Wylene also advised his Ridgefield audience that his state’s experience might not fit into their situation.
“Connecticut isn’t California, and California isn’t Massachusetts, and Massachusetts isn’t Colorado,” he said. “Each of those states faces different conditions and decisions at the state level that, in turn, affect how local governments react.
“In California, the level of local control that we have, particularly in the fiscal realm, is a lot higher than Connecticut municipalities have. We don’t have limits on local taxation that requires a vote of the people to impose any tax but with a vote of the people — you can tax cannabis businesses almost without limit.”
Sarah Dukett, legislative advocate for Rural County Representatives of California, echoed Wylene’s comments but adding that creating a cannabis retail environment is an act of trial-and-error.
“Another thing just to keep in mind is you won’t get it right the first time,” she said. “No ordinance is going to be perfect, no state regulation is going to be perfect. It’s going to be a learning process, and there’s going to be a lot of changes especially early on (as) they start to develop their state regulatory system.”
Dukett added that “not getting it right the first time is okay” because the cannabis industry itself is a work in progress.

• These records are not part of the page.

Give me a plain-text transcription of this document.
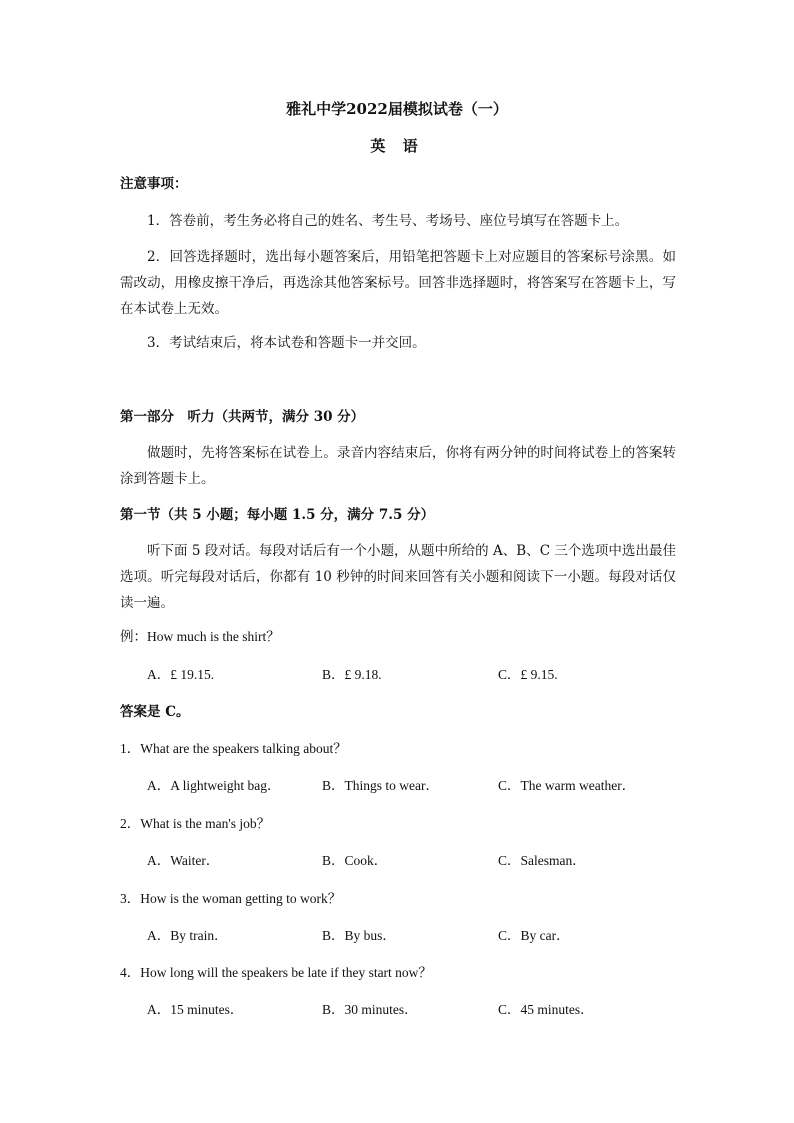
雅礼中学2022届模拟试卷（一）
英 语
注意事项：
1．答卷前，考生务必将自己的姓名、考生号、考场号、座位号填写在答题卡上。
2．回答选择题时，选出每小题答案后，用铅笔把答题卡上对应题目的答案标号涂黑。如需改动，用橡皮擦干净后，再选涂其他答案标号。回答非选择题时，将答案写在答题卡上，写在本试卷上无效。
3．考试结束后，将本试卷和答题卡一并交回。
第一部分　听力（共两节，满分 30 分）
做题时，先将答案标在试卷上。录音内容结束后，你将有两分钟的时间将试卷上的答案转涂到答题卡上。
第一节（共 5 小题；每小题 1.5 分，满分 7.5 分）
听下面 5 段对话。每段对话后有一个小题，从题中所给的 A、B、C 三个选项中选出最佳选项。听完每段对话后，你都有 10 秒钟的时间来回答有关小题和阅读下一小题。每段对话仅读一遍。
例：How much is the shirt？
A．£ 19.15.	B．£ 9.18.	C．£ 9.15.
答案是 C。
1．What are the speakers talking about？
A．A lightweight bag．	B．Things to wear．	C．The warm weather．
2．What is the man's job？
A．Waiter．	B．Cook．	C．Salesman．
3．How is the woman getting to work？
A．By train．	B．By bus．	C．By car．
4．How long will the speakers be late if they start now？
A．15 minutes．	B．30 minutes．	C．45 minutes．
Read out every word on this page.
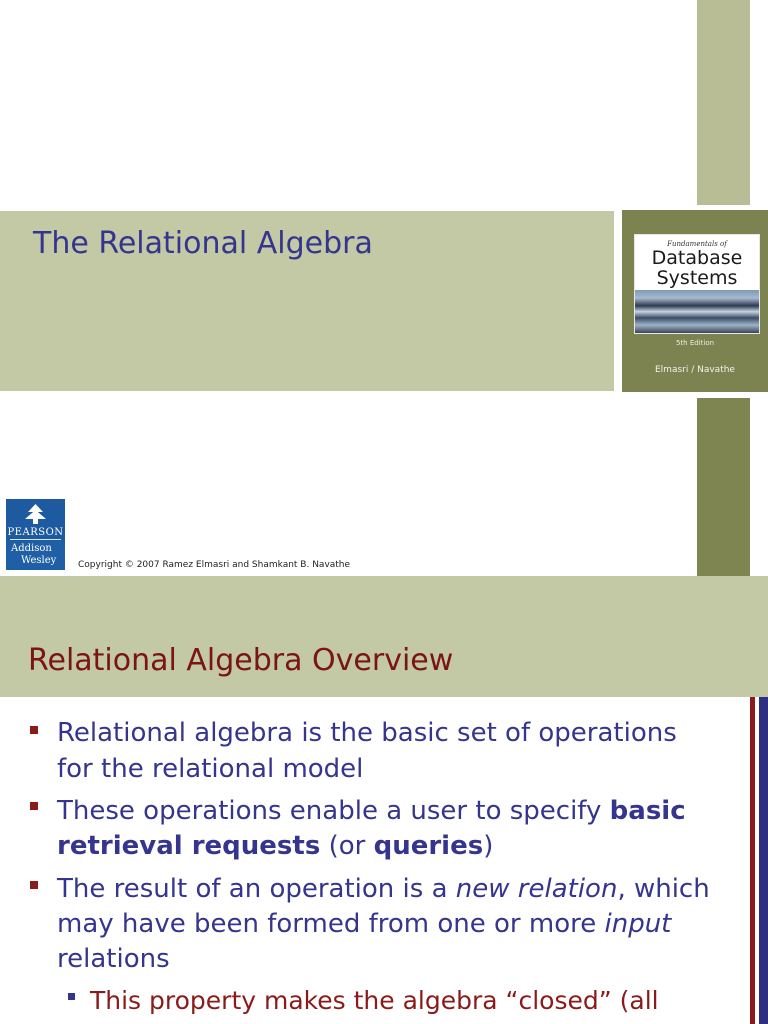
The Relational Algebra	Fundamentals of
Database
Systems
5th Edition
Elmasri / Navathe
PEARSON
Addison
Wesley Copyright © 2007 Ramez Elmasri and Shamkant B. Navathe
Relational Algebra Overview
Relational algebra is the basic set of operations
for the relational model
These operations enable a user to specify basic
retrieval requests (or queries)
The result of an operation is a new relation, which
may have been formed from one or more input
relations
This property makes the algebra “closed” (all
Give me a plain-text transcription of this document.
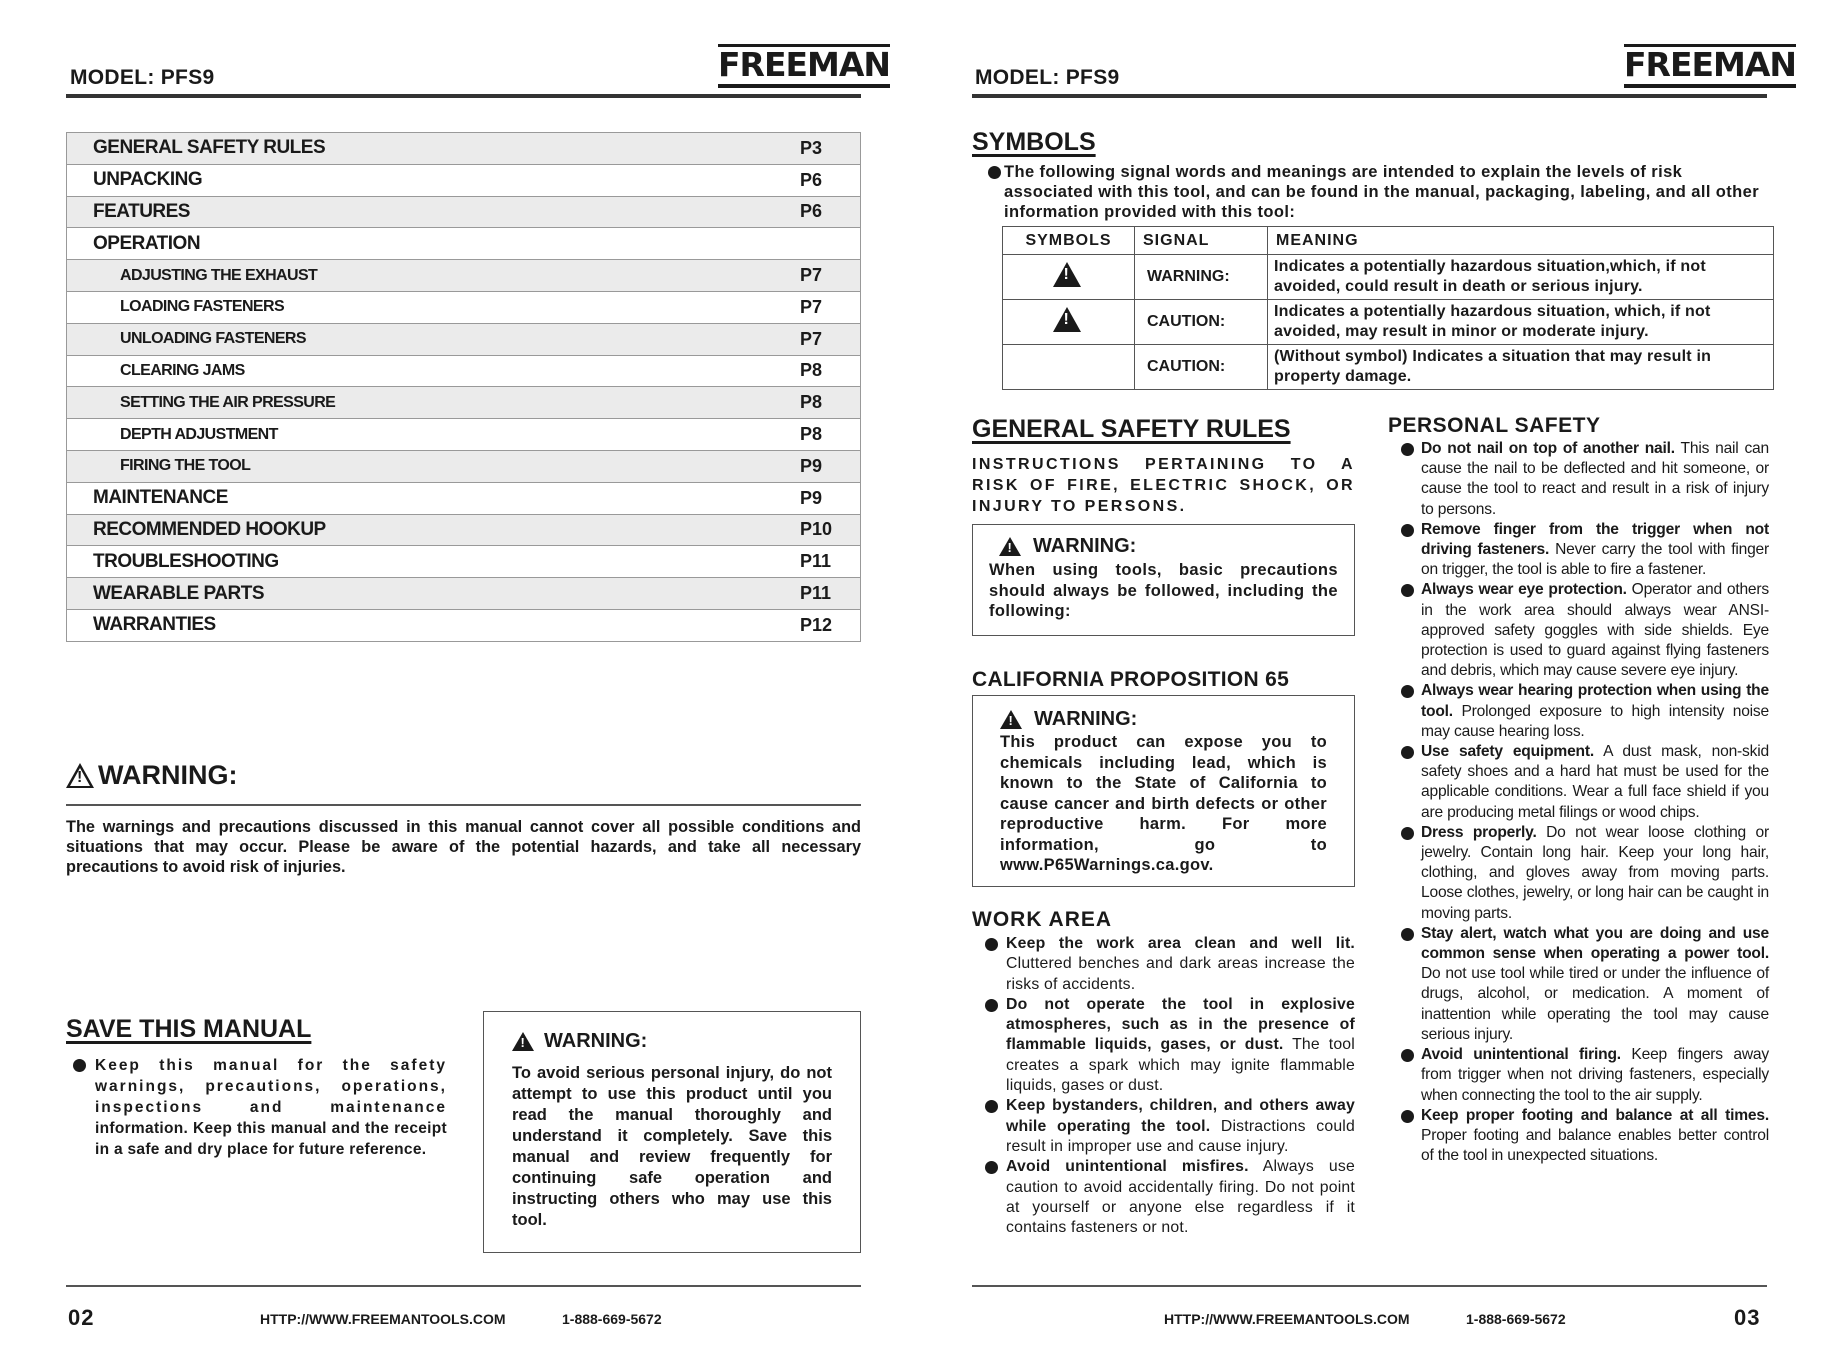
MODEL: PFS9	FREEMAN
GENERAL SAFETY RULES	P3
UNPACKING	P6
FEATURES	P6
OPERATION
ADJUSTING THE EXHAUST	P7
LOADING FASTENERS	P7
UNLOADING FASTENERS	P7
CLEARING JAMS	P8
SETTING THE AIR PRESSURE	P8
DEPTH ADJUSTMENT	P8
FIRING THE TOOL	P9
MAINTENANCE	P9
RECOMMENDED HOOKUP	P10
TROUBLESHOOTING	P11
WEARABLE PARTS	P11
WARRANTIES	P12
!
WARNING:
The warnings and precautions discussed in this manual cannot cover all possible conditions and situations that may occur. Please be aware of the potential hazards, and take all necessary precautions to avoid risk of injuries.
SAVE THIS MANUAL
Keep this manual for the safety warnings, precautions, operations, inspections and maintenance information. Keep this manual and the receipt in a safe and dry place for future reference.
!
WARNING:
To avoid serious personal injury, do not attempt to use this product until you read the manual thoroughly and understand it completely. Save this manual and review frequently for continuing safe operation and instructing others who may use this tool.
02	HTTP://WWW.FREEMANTOOLS.COM	1-888-669-5672
MODEL: PFS9	FREEMAN
SYMBOLS
The following signal words and meanings are intended to explain the levels of risk associated with this tool, and can be found in the manual, packaging, labeling, and all other information provided with this tool:
SYMBOLS	SIGNAL	MEANING
!	WARNING:	Indicates a potentially hazardous situation,which, if not avoided, could result in death or serious injury.
!	CAUTION:	Indicates a potentially hazardous situation, which, if not avoided, may result in minor or moderate injury.
	CAUTION:	(Without symbol) Indicates a situation that may result in property damage.
GENERAL SAFETY RULES
INSTRUCTIONS PERTAINING TO A RISK OF FIRE, ELECTRIC SHOCK, OR INJURY TO PERSONS.
!
WARNING:
When using tools, basic precautions should always be followed, including the following:
CALIFORNIA PROPOSITION 65
!
WARNING:
This product can expose you to chemicals including lead, which is known to the State of California to cause cancer and birth defects or other reproductive harm. For more information, go to www.P65Warnings.ca.gov.
WORK AREA
Keep the work area clean and well lit. Cluttered benches and dark areas increase the risks of accidents.
Do not operate the tool in explosive atmospheres, such as in the presence of flammable liquids, gases, or dust. The tool creates a spark which may ignite flammable liquids, gases or dust.
Keep bystanders, children, and others away while operating the tool. Distractions could result in improper use and cause injury.
Avoid unintentional misfires. Always use caution to avoid accidentally firing. Do not point at yourself or anyone else regardless if it contains fasteners or not.
PERSONAL SAFETY
Do not nail on top of another nail. This nail can cause the nail to be deflected and hit someone, or cause the tool to react and result in a risk of injury to persons.
Remove finger from the trigger when not driving fasteners. Never carry the tool with finger on trigger, the tool is able to fire a fastener.
Always wear eye protection. Operator and others in the work area should always wear ANSI-approved safety goggles with side shields. Eye protection is used to guard against flying fasteners and debris, which may cause severe eye injury.
Always wear hearing protection when using the tool. Prolonged exposure to high intensity noise may cause hearing loss.
Use safety equipment. A dust mask, non-skid safety shoes and a hard hat must be used for the applicable conditions. Wear a full face shield if you are producing metal filings or wood chips.
Dress properly. Do not wear loose clothing or jewelry. Contain long hair. Keep your long hair, clothing, and gloves away from moving parts. Loose clothes, jewelry, or long hair can be caught in moving parts.
Stay alert, watch what you are doing and use common sense when operating a power tool. Do not use tool while tired or under the influence of drugs, alcohol, or medication. A moment of inattention while operating the tool may cause serious injury.
Avoid unintentional firing. Keep fingers away from trigger when not driving fasteners, especially when connecting the tool to the air supply.
Keep proper footing and balance at all times. Proper footing and balance enables better control of the tool in unexpected situations.
HTTP://WWW.FREEMANTOOLS.COM	1-888-669-5672	03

“A robust regulatory framework does not happen overnight,” she said. “It’s going to take time to have that setup and to have a whole entire licensing process set up. And even if you decide to say yes, to get your own rules in order finding the right business for your community, it’s going to take time and you need to be prepared to pivot and make changes and be flexible.”
And as for those who think cannabis will bring quick revenue into the town, Dukett cautioned to “keep your expectations modest” and to be patient when expecting positive results.
“You’re not going to see a public benefit payoff right away,” she said. “Maybe take the time to do a little revenue projection — that’s a little bit more realistic.”